Building on Whitney's 2010 warning about an impending wave of municipal bond defaults, Kenbelle will invest based on the varying financial health of states. The thesis revolves around the relative lack of debt and faster growth for middle-American states like Ohio, Indiana, Texas and Oklahoma compared to far Western and Eastern states like Florida, California and Arizona.
"Coastal states have seen their (gross domestic product) decelerate markedly, while central states' GDPs have accelerated. Our current investment thesis targets this growing bifurcation," the materials state.
(Read more: Meredith Whitney finally right about muni bonds?)
Whitney, who was named one of Time's 100 Most Influential People in 2009, will be the chief investment officer.
She is joined by portfolio manager and chief risk officer Steve Schwartz, whom Whitney worked with briefly at hedge fund Circle T Partners more than a decade ago.
Schwartz was most recently a portfolio manager at Guggenheim Global Trading from 2011 to 2013; he was also president and chief executive of hedge fund CAVU Capital Advisors from 2006 to 2011 and a portfolio manager at SAC Capital Advisors from 2004 to 2005. Mark Innaimo, previously a trader at broker dealer Bay Crest Partners, will be Kenbelle's senior trader.
It's not clear how much money Kenbelle has raised or when it will formally launch and begin trading. A spokesman for Whitney declined to comment.
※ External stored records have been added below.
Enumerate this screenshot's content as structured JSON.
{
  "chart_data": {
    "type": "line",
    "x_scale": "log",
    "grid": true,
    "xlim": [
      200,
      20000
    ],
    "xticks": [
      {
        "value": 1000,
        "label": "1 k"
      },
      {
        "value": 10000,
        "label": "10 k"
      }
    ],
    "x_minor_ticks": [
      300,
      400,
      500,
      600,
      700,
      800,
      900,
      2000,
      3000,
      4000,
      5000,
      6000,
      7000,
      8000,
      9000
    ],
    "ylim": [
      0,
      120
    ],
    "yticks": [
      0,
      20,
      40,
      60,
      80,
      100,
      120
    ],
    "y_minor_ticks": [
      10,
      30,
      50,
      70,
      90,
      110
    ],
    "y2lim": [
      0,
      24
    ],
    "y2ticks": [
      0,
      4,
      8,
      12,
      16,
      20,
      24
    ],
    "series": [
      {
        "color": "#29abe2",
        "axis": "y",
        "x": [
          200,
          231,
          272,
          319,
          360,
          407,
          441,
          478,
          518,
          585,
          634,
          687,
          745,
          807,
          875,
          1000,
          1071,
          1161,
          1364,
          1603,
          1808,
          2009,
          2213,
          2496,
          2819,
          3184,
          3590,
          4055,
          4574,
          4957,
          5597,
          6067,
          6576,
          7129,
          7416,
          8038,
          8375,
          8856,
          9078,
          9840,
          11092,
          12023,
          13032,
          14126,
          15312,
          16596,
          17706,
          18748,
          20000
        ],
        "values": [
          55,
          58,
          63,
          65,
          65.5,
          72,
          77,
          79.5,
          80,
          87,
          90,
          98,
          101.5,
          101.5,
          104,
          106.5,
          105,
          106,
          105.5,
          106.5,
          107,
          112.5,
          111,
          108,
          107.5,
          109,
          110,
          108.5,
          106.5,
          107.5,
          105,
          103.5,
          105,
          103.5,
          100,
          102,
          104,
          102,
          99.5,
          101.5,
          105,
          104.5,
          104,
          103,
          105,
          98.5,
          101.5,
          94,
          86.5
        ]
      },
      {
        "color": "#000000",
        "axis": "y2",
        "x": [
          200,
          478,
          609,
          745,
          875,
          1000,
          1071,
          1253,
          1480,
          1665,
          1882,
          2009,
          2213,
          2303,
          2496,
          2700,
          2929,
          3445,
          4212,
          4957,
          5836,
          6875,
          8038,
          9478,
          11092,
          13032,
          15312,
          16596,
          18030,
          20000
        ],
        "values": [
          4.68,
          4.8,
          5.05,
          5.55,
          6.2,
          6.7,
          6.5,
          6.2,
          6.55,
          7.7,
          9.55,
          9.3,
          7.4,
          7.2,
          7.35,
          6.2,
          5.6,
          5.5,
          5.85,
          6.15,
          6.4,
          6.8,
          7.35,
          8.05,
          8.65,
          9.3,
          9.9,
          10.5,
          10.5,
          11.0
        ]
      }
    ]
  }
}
A spokesman for BlueCrest also declined. Trading began Nov. 1 with $50 million, according to the Bloomberg report Wednesday.
Most hedge fund investors approached by CNBC said they were unlikely to invest because of Whitney's lack of direct money management experience.
"It's moving from a headache (clients) to a stomach ache (managing money)—but in her case it will be more like a full-on flu virus as she's managing headlines and the pains of managing a portfolio," one family office investor said via email. "She had a big call and hasn't availed herself since. It's not the sort of consistency you need in this business."
Said another family office investor: "The precedents for (someone on the) sell side with no experience of managing money launching hedge funds are really poor. I can't think of a single success. I'm not sure what they're thinking."
Others prefer to wait and see how the fund does before investing.
"One great market call followed by mediocre ones and good marketing skills does not make a good hedge fund manager," said another investor at a fund of funds. "If she is actually good, time will tell, so there is no rush to invest."
(Read more: Meredith Whitney is launching a hedge fund: Sources)
A lawyer for Whitney previously told Bloomberg News the fund would attract plenty of capital.
"She has a healthy line of people who have promised to invest," Stanley Arkin of the Arkin Group said on Oct. 10. "She's getting set to run a good-sized fund." Arkin didn't respond to CNBC.com requests for additional comment.
Kenbelle requires a steep $5 million minimum investment—$1 million is more common—and investors must keep their money in for at least a year to not incur a redemption penalty, according to the documents. The fund will also charge the industry standard of 2 percent and 20 percent management and performance fees, respectively.